While digital transformation is - to some extent - already underway, CSIRO suggests the activities are largely decentralised and may or may not involve up to three parts of the organisation.
"Most CSIRO business units are already embracing the opportunities that digitisation affords," the organisation said.
"This is sometimes done in collaboration with Data61 or Information Management & Technology (IM&T), sometimes independently.
"This presents one of the barriers to a more strategic way of CSIRO tackling digital transformation – the lack of a cohesive, connected and coordinated strategy for these activities."
CSIRO said it has created a new digital transformation strategist role to effectively bridge between the three parts of the organisation involved in digital projects.
"We are looking for a strategist to work with IM&T, Data61 and business units to bring together a CSIRO digital strategy," it said.

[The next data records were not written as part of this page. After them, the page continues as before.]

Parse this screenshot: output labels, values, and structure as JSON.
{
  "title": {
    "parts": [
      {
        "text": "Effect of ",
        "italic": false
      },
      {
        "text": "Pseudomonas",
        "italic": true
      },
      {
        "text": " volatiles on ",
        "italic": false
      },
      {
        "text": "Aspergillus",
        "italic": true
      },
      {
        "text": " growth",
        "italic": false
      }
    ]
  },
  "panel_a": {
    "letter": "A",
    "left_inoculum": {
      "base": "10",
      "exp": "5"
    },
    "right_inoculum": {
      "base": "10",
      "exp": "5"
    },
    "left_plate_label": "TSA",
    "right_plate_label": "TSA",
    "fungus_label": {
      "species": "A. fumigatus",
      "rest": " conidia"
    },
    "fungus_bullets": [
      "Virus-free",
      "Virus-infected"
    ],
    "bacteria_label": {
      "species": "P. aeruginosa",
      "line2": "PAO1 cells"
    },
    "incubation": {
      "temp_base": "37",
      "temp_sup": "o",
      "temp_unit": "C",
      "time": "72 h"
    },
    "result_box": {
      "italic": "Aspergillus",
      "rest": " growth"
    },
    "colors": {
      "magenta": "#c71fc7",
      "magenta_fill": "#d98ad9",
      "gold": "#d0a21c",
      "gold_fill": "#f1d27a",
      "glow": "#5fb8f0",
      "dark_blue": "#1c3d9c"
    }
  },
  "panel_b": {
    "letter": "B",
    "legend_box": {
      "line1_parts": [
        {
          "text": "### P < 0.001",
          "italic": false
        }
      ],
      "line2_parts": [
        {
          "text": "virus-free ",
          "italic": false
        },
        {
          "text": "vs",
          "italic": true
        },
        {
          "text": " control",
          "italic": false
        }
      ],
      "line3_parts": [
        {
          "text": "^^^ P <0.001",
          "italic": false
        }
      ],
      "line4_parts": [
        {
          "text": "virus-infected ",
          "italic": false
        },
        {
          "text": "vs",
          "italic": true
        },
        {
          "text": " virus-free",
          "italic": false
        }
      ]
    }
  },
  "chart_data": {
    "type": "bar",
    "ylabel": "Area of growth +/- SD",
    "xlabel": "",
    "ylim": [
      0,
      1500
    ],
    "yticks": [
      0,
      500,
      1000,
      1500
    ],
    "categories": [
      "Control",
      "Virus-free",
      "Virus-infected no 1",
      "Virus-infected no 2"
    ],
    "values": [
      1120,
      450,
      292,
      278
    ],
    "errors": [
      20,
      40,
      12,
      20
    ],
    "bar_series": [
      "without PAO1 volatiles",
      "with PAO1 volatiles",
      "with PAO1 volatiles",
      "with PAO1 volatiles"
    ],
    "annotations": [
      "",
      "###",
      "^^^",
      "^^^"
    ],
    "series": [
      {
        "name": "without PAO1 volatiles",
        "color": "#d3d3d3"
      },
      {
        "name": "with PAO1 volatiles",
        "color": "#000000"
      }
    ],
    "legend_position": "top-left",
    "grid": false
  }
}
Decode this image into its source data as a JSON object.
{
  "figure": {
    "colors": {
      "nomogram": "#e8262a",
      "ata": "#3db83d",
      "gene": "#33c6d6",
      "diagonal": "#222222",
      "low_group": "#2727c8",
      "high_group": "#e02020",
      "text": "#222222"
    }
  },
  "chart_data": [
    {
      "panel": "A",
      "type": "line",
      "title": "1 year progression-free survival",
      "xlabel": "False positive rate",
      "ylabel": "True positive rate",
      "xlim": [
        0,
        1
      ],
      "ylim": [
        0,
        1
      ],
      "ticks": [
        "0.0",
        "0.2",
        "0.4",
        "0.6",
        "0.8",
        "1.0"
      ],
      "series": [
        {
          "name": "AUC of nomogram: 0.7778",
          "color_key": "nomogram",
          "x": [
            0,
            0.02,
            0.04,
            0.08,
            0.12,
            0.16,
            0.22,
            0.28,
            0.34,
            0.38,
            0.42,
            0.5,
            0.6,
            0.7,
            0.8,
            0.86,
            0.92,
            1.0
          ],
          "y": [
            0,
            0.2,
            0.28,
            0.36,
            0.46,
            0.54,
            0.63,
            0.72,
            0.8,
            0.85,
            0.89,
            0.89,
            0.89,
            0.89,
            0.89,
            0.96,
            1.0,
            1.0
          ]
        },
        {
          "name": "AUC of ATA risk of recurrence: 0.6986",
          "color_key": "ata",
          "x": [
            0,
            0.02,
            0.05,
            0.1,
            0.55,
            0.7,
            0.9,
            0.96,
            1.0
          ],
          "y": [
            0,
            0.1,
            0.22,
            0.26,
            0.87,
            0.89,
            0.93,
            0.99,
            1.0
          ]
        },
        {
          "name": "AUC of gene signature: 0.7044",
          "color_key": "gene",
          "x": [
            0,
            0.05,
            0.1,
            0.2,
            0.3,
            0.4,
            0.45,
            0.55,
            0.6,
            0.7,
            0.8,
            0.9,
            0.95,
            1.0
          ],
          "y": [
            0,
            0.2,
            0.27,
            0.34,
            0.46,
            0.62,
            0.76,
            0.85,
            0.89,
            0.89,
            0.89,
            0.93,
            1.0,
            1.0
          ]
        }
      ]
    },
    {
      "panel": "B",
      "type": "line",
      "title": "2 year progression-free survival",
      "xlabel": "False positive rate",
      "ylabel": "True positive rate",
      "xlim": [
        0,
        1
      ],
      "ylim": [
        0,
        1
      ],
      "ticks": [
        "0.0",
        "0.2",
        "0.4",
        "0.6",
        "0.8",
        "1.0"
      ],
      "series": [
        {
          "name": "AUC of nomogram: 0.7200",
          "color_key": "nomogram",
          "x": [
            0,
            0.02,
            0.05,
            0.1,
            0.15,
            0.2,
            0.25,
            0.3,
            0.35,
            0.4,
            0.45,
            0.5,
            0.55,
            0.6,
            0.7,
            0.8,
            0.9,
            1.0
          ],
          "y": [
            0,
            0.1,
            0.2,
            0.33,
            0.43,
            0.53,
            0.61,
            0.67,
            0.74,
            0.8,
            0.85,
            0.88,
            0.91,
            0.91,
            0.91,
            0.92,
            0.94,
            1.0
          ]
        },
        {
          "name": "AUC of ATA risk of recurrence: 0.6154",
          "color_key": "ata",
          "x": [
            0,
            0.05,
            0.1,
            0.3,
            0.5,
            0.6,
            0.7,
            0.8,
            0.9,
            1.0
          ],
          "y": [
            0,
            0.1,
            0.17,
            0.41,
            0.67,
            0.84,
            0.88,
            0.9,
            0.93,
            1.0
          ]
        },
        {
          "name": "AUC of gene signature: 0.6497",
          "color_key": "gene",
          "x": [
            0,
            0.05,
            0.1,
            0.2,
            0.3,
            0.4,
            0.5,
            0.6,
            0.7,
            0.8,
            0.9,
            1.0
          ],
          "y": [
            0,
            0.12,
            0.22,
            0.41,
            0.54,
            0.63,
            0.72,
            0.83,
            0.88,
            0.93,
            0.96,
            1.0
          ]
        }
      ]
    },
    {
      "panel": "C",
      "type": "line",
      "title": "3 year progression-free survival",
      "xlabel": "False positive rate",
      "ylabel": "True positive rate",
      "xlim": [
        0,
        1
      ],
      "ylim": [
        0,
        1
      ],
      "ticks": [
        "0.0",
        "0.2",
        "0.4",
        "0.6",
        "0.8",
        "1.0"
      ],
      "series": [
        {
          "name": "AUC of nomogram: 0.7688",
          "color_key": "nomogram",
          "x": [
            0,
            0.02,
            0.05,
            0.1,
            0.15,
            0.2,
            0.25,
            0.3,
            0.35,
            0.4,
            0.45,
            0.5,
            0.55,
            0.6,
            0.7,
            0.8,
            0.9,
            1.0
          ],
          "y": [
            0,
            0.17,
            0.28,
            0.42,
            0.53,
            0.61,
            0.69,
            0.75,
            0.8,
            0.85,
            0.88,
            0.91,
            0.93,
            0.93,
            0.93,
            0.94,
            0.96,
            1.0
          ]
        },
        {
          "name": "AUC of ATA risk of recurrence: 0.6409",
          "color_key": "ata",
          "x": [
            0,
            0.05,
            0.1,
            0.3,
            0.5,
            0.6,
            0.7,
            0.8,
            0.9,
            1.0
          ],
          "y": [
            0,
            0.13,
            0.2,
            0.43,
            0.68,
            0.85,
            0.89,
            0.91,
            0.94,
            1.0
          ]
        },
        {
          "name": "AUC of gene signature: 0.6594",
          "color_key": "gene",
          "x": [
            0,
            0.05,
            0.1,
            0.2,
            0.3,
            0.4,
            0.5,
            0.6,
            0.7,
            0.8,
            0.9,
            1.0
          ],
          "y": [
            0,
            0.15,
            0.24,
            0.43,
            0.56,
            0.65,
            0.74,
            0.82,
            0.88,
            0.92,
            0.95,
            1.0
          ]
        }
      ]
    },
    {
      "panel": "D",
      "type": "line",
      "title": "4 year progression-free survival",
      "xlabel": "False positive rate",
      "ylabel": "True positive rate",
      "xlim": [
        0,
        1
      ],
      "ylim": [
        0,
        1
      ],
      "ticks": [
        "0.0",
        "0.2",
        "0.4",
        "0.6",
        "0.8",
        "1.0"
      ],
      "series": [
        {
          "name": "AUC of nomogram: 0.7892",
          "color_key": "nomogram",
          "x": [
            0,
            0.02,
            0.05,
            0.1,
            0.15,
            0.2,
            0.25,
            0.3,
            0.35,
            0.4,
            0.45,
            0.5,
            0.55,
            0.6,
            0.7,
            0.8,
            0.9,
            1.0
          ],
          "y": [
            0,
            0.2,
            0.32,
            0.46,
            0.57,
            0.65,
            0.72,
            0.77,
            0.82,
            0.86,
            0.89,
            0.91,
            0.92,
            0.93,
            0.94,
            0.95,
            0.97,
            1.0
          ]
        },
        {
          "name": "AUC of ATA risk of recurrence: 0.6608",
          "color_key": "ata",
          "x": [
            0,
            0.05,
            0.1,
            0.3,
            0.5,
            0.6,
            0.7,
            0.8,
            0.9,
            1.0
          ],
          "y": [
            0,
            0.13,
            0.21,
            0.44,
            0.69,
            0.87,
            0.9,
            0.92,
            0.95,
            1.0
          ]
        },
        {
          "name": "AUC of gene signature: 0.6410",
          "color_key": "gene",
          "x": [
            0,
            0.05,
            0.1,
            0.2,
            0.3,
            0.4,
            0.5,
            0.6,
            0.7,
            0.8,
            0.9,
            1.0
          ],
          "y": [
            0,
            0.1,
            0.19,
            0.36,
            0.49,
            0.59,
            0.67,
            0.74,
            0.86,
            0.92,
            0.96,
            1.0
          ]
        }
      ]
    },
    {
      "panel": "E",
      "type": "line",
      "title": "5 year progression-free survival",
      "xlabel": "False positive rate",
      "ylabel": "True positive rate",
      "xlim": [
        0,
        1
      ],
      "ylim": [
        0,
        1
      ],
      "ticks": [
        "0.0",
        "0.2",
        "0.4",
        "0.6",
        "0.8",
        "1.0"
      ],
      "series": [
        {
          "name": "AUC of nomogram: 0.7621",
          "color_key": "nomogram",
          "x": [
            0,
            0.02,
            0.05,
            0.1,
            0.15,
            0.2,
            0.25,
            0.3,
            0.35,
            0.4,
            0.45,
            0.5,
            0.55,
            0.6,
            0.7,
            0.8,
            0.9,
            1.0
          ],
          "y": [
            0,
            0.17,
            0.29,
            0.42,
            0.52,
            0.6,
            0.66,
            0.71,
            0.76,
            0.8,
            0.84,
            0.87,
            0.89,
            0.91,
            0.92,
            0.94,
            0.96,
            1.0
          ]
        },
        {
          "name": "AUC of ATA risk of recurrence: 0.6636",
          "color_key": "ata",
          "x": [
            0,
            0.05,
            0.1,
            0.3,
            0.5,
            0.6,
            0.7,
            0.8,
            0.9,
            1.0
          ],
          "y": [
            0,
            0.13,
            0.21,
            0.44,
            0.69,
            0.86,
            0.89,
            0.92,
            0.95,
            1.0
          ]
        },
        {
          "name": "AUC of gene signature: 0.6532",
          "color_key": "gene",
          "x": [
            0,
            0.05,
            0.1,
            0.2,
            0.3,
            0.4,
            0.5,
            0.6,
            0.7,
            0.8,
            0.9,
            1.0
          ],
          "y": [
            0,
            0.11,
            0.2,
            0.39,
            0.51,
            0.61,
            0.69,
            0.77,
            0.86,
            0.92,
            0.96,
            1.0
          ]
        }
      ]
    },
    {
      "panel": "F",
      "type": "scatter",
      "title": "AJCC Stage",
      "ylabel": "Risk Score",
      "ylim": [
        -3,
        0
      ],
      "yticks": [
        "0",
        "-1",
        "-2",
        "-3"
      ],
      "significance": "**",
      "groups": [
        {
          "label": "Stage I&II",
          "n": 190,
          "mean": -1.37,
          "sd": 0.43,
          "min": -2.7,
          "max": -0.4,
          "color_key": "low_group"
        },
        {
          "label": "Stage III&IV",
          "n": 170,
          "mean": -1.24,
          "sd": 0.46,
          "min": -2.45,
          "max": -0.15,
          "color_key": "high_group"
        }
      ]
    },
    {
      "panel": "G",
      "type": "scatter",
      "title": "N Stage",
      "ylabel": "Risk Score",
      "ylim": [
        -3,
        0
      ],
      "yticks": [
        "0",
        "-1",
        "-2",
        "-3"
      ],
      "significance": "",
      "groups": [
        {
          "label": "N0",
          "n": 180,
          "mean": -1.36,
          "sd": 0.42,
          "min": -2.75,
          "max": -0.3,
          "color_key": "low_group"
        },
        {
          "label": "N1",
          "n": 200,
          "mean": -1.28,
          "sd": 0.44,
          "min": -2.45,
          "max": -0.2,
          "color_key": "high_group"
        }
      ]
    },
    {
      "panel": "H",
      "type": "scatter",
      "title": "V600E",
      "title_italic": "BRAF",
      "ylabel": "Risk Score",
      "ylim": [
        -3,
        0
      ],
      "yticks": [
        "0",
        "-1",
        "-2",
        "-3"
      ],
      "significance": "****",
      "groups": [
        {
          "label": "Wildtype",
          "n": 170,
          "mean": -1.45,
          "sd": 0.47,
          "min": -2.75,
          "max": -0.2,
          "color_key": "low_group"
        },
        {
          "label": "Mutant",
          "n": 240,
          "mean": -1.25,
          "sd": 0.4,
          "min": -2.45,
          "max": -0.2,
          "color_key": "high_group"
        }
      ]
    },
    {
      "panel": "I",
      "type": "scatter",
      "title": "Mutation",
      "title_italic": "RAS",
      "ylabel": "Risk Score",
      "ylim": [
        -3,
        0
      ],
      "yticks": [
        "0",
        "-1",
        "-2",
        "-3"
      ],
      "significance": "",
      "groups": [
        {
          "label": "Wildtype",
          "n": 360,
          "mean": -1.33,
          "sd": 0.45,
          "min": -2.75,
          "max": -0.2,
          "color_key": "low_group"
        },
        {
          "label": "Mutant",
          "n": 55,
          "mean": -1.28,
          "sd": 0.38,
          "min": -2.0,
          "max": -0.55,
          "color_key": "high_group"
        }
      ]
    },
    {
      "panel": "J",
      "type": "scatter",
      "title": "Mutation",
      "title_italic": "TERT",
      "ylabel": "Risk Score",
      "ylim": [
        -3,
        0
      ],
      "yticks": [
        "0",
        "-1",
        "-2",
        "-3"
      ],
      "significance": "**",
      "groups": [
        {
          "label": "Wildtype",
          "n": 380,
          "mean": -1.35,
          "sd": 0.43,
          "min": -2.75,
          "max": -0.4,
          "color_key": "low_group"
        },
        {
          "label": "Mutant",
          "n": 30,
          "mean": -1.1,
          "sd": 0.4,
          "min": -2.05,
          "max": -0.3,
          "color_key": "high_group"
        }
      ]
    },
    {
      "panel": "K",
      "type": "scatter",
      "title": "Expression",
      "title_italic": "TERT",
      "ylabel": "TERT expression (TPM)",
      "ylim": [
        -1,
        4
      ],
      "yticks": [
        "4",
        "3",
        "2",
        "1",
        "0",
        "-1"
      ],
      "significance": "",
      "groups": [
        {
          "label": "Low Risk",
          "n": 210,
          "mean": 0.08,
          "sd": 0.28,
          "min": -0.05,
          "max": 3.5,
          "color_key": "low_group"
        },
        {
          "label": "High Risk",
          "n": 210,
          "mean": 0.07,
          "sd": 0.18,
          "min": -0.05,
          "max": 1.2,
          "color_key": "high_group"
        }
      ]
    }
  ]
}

"The aspiration of CSIRO’s digital strategy is to accelerate our science impact through fostering a data-driven culture that treats data as an asset, related competencies, and data and digital literacy across the enterprise."
An accompanying position description indicates there are four "sub-programs" for the centralised digital transformation of CSIRO.
These include the creation of a "digital academy" to help the organisation to "define, attract, develop and connect digital skills ... as well as manage our workforce in new ways".
CSIRO also intends to stand up a "managed data ecosystem" to "create, collect, share and work with data, analytics and models", and use design thinking and compute resources "to progress prototypes and proofs-of-concept, and assist business units with digital transformation, digital adoption and digitisation projects."
The fourth sub-program aims to measure the change that the coordination of digital transformation activities introduces and the "impact" that it has on the organisation.
The new strategist will be tasked with building partnerships with third party industry leaders and working with science digital transformation program board members.
“CSIRO’s digital transformation is about combining deep domain expertise with new digital technologies,” the job advertisement states.
“It has unlocked new opportunities for CSIRO as well as Australia, and will allow CSIRO to increase the pace and scale of our science delivery through digital technologies, as well as building digital capability in our workforce and adapting our workplaces for future ways of working.”
CSIRO sees digital transformation of its research as “critical for its future leadership and relevance on the world stage.”
The new strategist position reports to CSIRO chief information and data officer Brendan Dalton and has an initial tenure of two years.
The organisation appears to be open to the current location of the successful candidate, as long as it is within Australia.
Applications close at the end of the month.